Nach § 1291 Abs 2 RVO kann ein Anspruch auf Witwenrente nach Auflösung oder Nichtigerklärung der neuen Ehe nur wiederaufleben, wenn ein solcher Anspruch aufgrund von reichs- oder bundesrechtlichen Vorschriften bei Eingehung der neuen Ehe bestanden hat; nicht erforderlich ist dagegen, daß die Witwenrente früher auch gezahlt, der Anspruch also erfüllt worden ist (BSGE 14, 238, 240; 16, 202; 19, 97; 25, 20, 21; Urteil des erkennenden Senats vom 28. Februar 1978, 4 RJ 87/76). Die Klägerin hatte bei Eingehung ihrer Ehe mit U am 1. Dezember 1956 einen Anspruch auf Witwenrente nach ihrem ersten Ehemann S.
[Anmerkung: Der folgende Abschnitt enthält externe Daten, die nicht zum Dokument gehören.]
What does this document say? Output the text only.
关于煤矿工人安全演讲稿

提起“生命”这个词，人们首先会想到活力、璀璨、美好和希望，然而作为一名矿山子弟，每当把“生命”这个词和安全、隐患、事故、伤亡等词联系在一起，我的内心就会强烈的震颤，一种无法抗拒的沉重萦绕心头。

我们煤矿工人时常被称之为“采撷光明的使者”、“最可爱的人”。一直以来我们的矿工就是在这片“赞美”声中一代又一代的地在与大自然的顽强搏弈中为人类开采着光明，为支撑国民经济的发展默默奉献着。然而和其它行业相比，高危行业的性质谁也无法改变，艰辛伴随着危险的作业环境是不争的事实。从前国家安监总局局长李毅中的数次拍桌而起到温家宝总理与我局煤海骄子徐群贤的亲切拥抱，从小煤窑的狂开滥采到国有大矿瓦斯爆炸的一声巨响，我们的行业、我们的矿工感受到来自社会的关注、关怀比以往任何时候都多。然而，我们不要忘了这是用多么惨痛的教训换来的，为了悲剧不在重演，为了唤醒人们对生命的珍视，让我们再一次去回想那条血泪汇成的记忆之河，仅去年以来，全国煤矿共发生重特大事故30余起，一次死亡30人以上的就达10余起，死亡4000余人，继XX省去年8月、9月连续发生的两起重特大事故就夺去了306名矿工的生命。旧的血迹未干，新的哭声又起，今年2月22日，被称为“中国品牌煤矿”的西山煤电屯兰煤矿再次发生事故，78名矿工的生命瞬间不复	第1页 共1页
Ihre (1943 geschlossene) Ehe mit S ist durch dessen gerichtliche Todeserklärung im Jahre 1950 aufgelöst worden, und zwar zu dem in der Todeserklärung festgestellten Todeszeitpunkt (31. Juli 1949). Seitdem war die Klägerin die Witwe ihres ersten Ehemannes (vgl BSGE 25, 20, 21 unten). Das hat sich allerdings erst herausgestellt, nachdem die Ehe der Klägerin mit K, die zur Zeit der Todeserklärung noch bestand, rechtskräftig für nichtig erklärt war. Das Nichtigkeitsurteil des LG Frankfurt vom 3. März 1955, das mit Ablauf des 26. April 1955 rechtskräftig geworden ist, hat mit Wirkung für und gegen alle (§ 636a der Zivilprozeßordnung), die wegen Verletzung des Verbots der Doppelehe (§ 20 Ehegesetz vom 20. Februar 1946 - EheG 1946 -) ungültige Ehe der Klägerin mit K rückwirkend beseitigt. Diese Ehe galt damit von Anfang an nicht als geschlossen; das Urteil hat sie "von vornherein vernichtet" (vgl Palandt, Bürgerliches Gesetzbuch, 34. Auflage 1975, Einführung vor § 16 EheG 1946, Anm 1b; § 23 EheG 1946, Anm 3).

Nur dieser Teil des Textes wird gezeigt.